A côté de cette brillante comédienne débutante, le cinéaste peut compter sur des interprètes chevronnés : Muriel Robin (Josiane), Pio Marmaï (Loïc), François Civil (Yann) et l’incontournable Denis Podalydès (voir aussi ci-dessous), épatant en père coincé mais fondamentalement tendre qui finira par réussir à dire « Je t’aime » à son Elise… En Corps a sans doute un petit côté trop bon, trop généreux, trop beau, trop sympa mais avouons que ça fait du bien de se glisser aussi dans ce genre de feelgood film !

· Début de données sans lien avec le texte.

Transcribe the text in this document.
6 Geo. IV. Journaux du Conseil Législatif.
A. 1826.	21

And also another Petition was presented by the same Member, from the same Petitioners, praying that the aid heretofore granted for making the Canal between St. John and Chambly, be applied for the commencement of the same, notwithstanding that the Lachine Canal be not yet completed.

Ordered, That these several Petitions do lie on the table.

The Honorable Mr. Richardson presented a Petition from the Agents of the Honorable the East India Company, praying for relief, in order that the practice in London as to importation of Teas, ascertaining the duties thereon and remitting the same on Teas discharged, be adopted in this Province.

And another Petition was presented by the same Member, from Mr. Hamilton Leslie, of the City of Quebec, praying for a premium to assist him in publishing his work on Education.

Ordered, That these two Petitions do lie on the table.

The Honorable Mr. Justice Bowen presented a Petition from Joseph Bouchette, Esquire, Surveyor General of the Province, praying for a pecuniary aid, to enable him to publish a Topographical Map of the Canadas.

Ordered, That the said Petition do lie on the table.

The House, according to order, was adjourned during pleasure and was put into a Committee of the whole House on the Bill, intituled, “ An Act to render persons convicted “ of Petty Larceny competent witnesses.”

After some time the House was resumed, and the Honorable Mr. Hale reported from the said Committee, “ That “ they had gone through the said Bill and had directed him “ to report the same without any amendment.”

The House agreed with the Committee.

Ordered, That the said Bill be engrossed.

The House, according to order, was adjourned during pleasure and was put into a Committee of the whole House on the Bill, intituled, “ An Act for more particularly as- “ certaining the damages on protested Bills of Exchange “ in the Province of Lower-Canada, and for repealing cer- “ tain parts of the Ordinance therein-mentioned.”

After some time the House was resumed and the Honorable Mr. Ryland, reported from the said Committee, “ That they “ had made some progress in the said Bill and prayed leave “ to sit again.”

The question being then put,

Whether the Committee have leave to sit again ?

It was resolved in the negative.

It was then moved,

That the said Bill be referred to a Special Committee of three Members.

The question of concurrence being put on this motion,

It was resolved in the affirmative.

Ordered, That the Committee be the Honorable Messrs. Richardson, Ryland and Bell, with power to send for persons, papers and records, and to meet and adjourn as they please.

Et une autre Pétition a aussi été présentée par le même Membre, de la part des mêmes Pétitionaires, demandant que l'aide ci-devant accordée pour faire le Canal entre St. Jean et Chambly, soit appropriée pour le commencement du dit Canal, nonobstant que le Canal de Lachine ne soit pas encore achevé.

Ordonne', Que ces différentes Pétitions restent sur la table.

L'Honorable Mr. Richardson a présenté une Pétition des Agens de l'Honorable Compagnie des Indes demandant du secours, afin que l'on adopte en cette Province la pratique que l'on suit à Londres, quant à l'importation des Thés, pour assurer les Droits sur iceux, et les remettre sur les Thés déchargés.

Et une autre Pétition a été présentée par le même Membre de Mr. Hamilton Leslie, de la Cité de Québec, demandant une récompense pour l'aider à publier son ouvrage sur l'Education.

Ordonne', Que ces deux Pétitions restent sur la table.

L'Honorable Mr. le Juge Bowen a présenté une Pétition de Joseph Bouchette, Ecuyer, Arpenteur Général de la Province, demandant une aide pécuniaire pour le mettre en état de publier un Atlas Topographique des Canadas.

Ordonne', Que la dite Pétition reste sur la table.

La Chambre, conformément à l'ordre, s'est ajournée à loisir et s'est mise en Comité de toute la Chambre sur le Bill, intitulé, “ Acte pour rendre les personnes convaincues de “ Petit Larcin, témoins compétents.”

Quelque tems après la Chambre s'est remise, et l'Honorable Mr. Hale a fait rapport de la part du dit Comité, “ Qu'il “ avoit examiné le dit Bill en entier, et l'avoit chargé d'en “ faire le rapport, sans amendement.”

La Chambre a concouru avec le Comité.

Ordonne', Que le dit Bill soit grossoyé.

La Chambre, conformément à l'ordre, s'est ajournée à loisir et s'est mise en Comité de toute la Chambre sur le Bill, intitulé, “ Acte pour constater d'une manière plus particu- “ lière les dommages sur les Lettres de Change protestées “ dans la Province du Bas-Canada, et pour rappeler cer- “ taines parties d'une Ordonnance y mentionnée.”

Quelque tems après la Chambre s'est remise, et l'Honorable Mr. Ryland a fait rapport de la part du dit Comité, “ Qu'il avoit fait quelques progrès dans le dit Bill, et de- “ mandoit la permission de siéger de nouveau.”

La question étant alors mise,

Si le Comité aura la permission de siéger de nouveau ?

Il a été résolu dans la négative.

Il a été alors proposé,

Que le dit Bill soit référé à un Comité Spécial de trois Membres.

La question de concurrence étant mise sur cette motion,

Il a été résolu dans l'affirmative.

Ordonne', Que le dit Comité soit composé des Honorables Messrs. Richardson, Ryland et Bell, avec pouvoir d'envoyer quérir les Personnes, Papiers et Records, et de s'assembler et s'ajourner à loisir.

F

POLITIQUE.- Evidemment, c’est un film qui tombe à pic à quelques encablures de l’élection présidentielle… Car nous voilà introduit dans le saint des saints. Un palais de l’Elysée qui apparaît d’emblée très funèbre. La vie semble s’être échappée des lieux et les vagues personnes qui y déambulent ressemblent à de sombres fantômes. Il est vrai que l’heure est à la crise. Elisabeth de Raincy, la présidente de la République, a décidé de se retirer de la vie politique. Mais, à trois jours du premier tour de l’élection, elle apprend par Franck L’Herbier, son secrétaire général, qu’un scandale venant de l’étranger va, à travers les réseaux sociaux, éclabousser Luc Gaucher, son successeur désigné et propulser Willem, le candidat de l’extrême-droite vers la magistrature suprême.

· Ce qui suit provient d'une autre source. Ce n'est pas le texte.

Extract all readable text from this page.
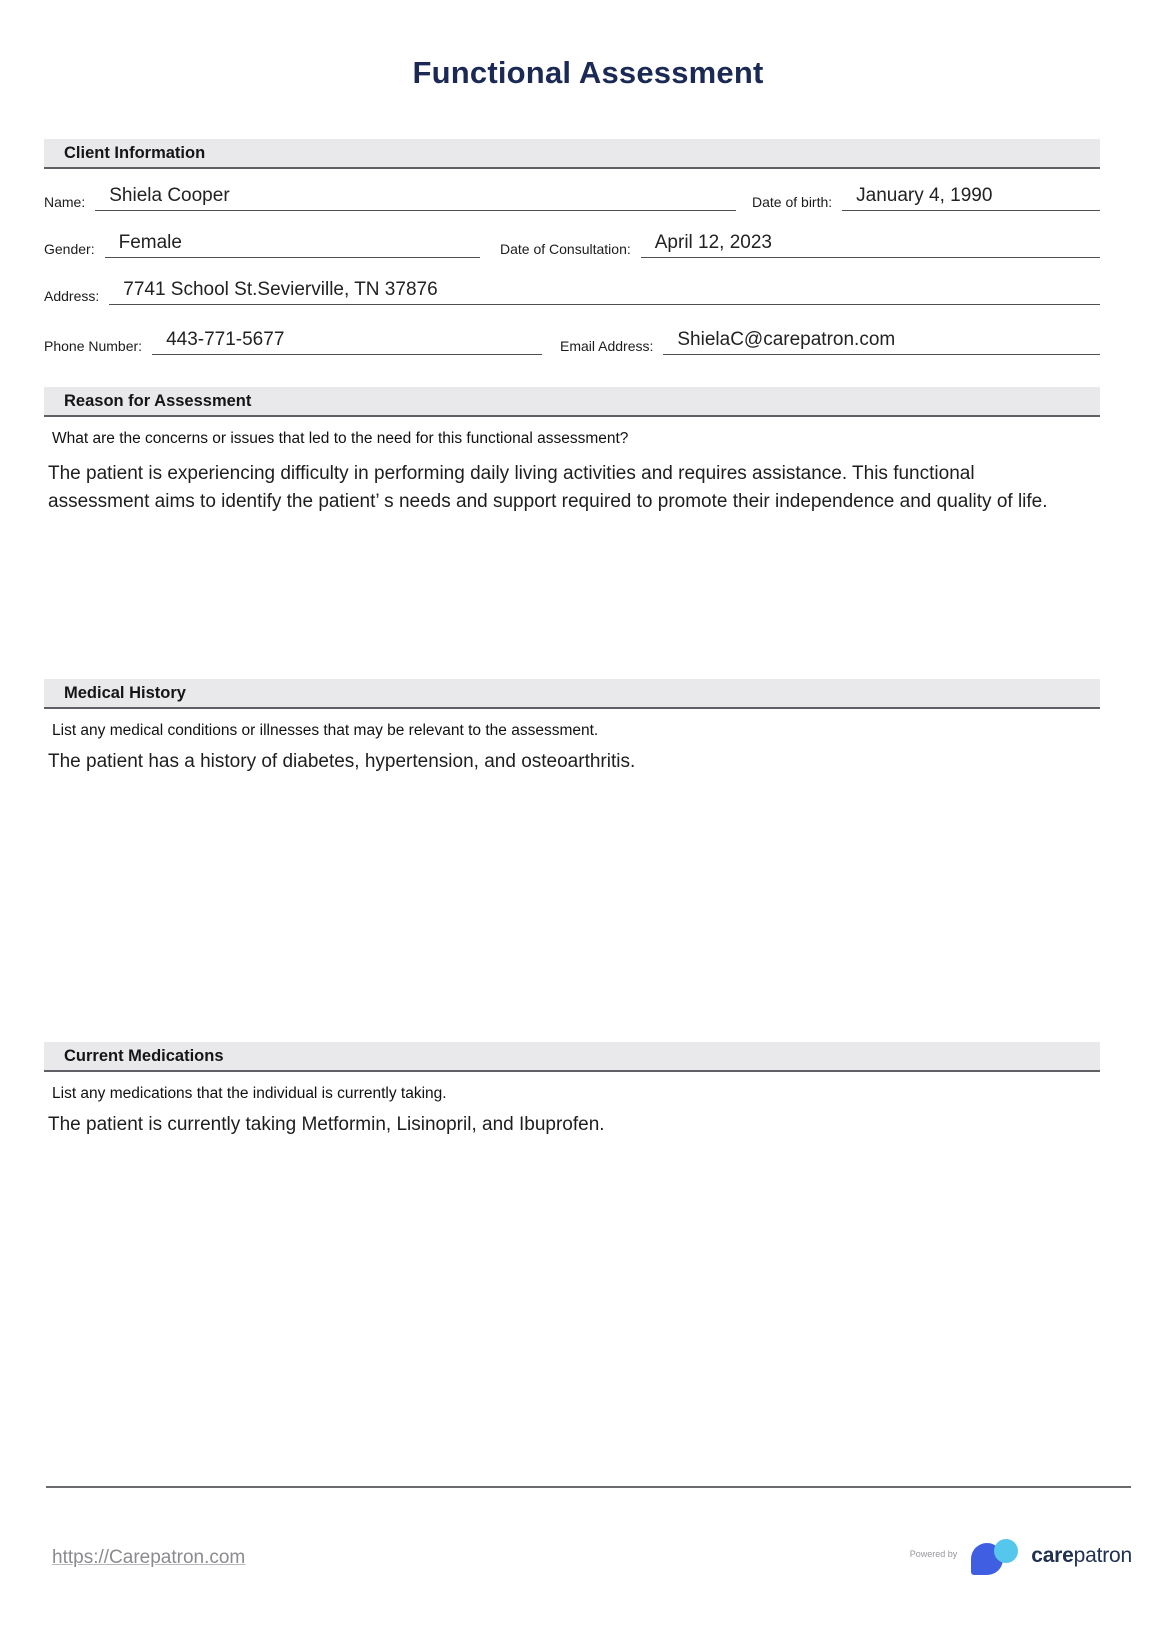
Functional Assessment
Client Information
Name:	Shiela Cooper	Date of birth:	January 4, 1990
Gender:	Female	Date of Consultation:	April 12, 2023
Address:	7741 School St.Sevierville, TN 37876
Phone Number:	443-771-5677	Email Address:	ShielaC@carepatron.com
Reason for Assessment
What are the concerns or issues that led to the need for this functional assessment?
The patient is experiencing difficulty in performing daily living activities and requires assistance. This functional assessment aims to identify the patient’ s needs and support required to promote their independence and quality of life.
Medical History
List any medical conditions or illnesses that may be relevant to the assessment.
The patient has a history of diabetes, hypertension, and osteoarthritis.
Current Medications
List any medications that the individual is currently taking.
The patient is currently taking Metformin, Lisinopril, and Ibuprofen.
https://Carepatron.com	Powered by	carepatron
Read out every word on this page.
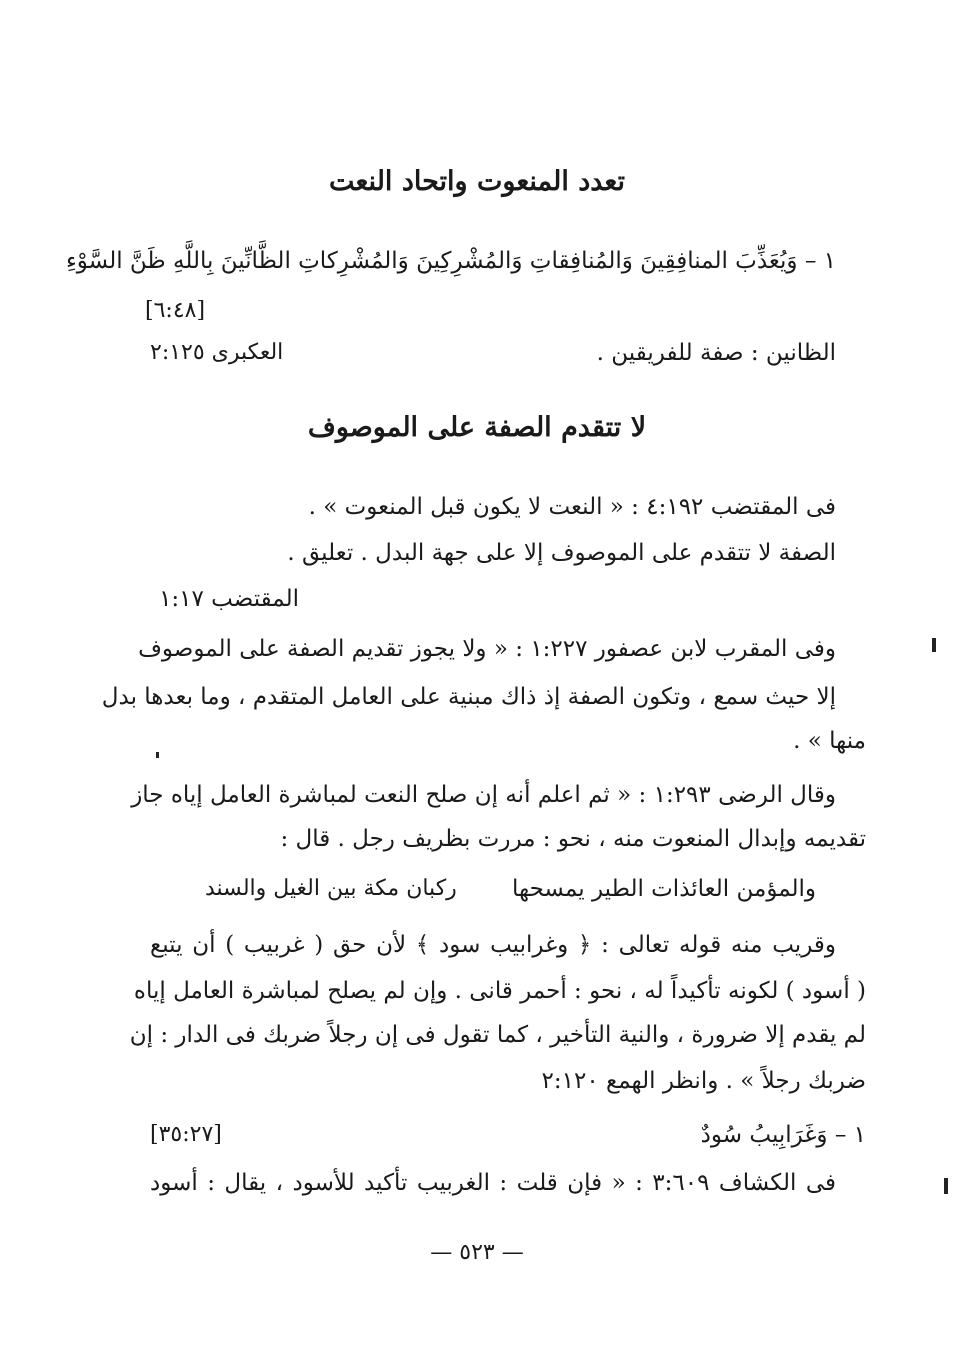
تعدد المنعوت واتحاد النعت
١ – وَيُعَذِّبَ المنافِقِينَ وَالمُنافِقاتِ وَالمُشْرِكِينَ وَالمُشْرِكاتِ الظَّانِّينَ بِاللَّهِ ظَنَّ السَّوْءِ
[٦:٤٨]
الظانين : صفة للفريقين .
العكبرى ٢:١٢٥
لا تتقدم الصفة على الموصوف
فى المقتضب ٤:١٩٢ : « النعت لا يكون قبل المنعوت » .
الصفة لا تتقدم على الموصوف إلا على جهة البدل . تعليق .
المقتضب ١:١٧
وفى المقرب لابن عصفور ١:٢٢٧ : « ولا يجوز تقديم الصفة على الموصوف
إلا حيث سمع ، وتكون الصفة إذ ذاك مبنية على العامل المتقدم ، وما بعدها بدل
منها » .
وقال الرضى ١:٢٩٣ : « ثم اعلم أنه إن صلح النعت لمباشرة العامل إياه جاز
تقديمه وإبدال المنعوت منه ، نحو : مررت بظريف رجل . قال :
والمؤمن العائذات الطير يمسحها
ركبان مكة بين الغيل والسند
وقريب منه قوله تعالى : ﴿ وغرابيب سود ﴾ لأن حق ( غربيب ) أن يتبع
( أسود ) لكونه تأكيداً له ، نحو : أحمر قانى . وإن لم يصلح لمباشرة العامل إياه
لم يقدم إلا ضرورة ، والنية التأخير ، كما تقول فى إن رجلاً ضربك فى الدار : إن
ضربك رجلاً » . وانظر الهمع ٢:١٢٠
١ – وَغَرَابِيبُ سُودٌ
[٣٥:٢٧]
فى الكشاف ٣:٦٠٩ : « فإن قلت : الغربيب تأكيد للأسود ، يقال : أسود
— ٥٢٣ —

Comme il l’avait fait en 2015 avec Un Français, Diastème se penche à nouveau sur la montée de l’extrême-droite en France. Si Un Français traitait l’aventure de Marco, un skinhead colleur d’affiches qui tente d’abandonner la colère, la violence et la bêtise qui le rongent, cette fois le cinéaste se place du côté de la politique des institutions. Aux coups de main brutaux de Marco, succède ici une tempête feutrée mais où tous les coups semblent cependant permis. Dans une ambiance fin de règne, Le monde d’hier (France – 1h29. Dans les salles le 30 mars) se concentre sur une femme politique qui a conscience de son échec. Elle est manifestement venue au pouvoir avec des idéaux et elle va repartir avec des regrets. Doit-elle alors céder une ultime fois aux sommations de L’Herbier qui l’enjoint d’agir, notamment par des moyens de basse police, pour couper la route du palais à Willem ?

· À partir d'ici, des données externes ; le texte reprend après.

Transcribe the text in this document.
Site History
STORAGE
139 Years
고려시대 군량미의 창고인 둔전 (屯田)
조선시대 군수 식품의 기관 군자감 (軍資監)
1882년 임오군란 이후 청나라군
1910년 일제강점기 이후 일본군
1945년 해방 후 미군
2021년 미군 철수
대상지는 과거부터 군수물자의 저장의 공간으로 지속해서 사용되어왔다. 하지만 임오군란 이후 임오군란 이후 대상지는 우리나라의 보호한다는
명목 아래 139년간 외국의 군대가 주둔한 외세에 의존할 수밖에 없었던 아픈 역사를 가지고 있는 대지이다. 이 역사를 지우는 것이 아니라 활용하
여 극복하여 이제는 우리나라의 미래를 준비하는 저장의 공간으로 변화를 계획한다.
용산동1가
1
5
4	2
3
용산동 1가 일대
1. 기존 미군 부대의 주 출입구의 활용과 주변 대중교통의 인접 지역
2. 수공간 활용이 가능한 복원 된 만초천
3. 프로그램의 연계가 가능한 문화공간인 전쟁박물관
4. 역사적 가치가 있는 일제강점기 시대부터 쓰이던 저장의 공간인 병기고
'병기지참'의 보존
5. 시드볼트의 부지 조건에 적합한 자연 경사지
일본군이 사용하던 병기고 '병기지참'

Avec pour consultants Gérard Davet et Fabrice Lhomme, journalistes au Monde et fins connaisseurs des arcanes du pouvoir, Diastème signe un « thriller » politique qui, par une atmosphère noire mais romanesque (ah, la scène où la présidente entrouvre à Willem les portes du blockhaus nucléaire !) se rapproche aussi du conte moral. D’où cependant le « peuple » paraît exclu. Il pose des questions, ainsi à quel moment peut-on décider et juger tel être inhumain et pas tel autre ?
Léa Drucker campe une présidente solitaire, blême, malade, soucieuse du mal-être de sa fille et atteinte dans ses convictions. Alban Lenoir (vu en Marco dans Un Français) est un garde du corps impassible, sans doute le personnage le plus intime de la présidente et Denis Podalydès incarne L’Herbier, un homme de l’ombre quasiment machiavélique et obsédé par la place que laissera Elisabeth de Raincy dans l’Histoire. Sa trajectoire dans Le monde d’hier (référence au roman de Zweig) est impressionnante et pathétique. A propos de Moby Dick, le roman de Melville qu’il lit, Diastème raconte une anecdote : « Un noble, juste avant d’être guillotiné, est en train de lire. On l’appelle sur l’échafaud, il pose son livre, corne la page et va se faire couper la tête. » Un geste dérisoire et magnifique. Comme la politique?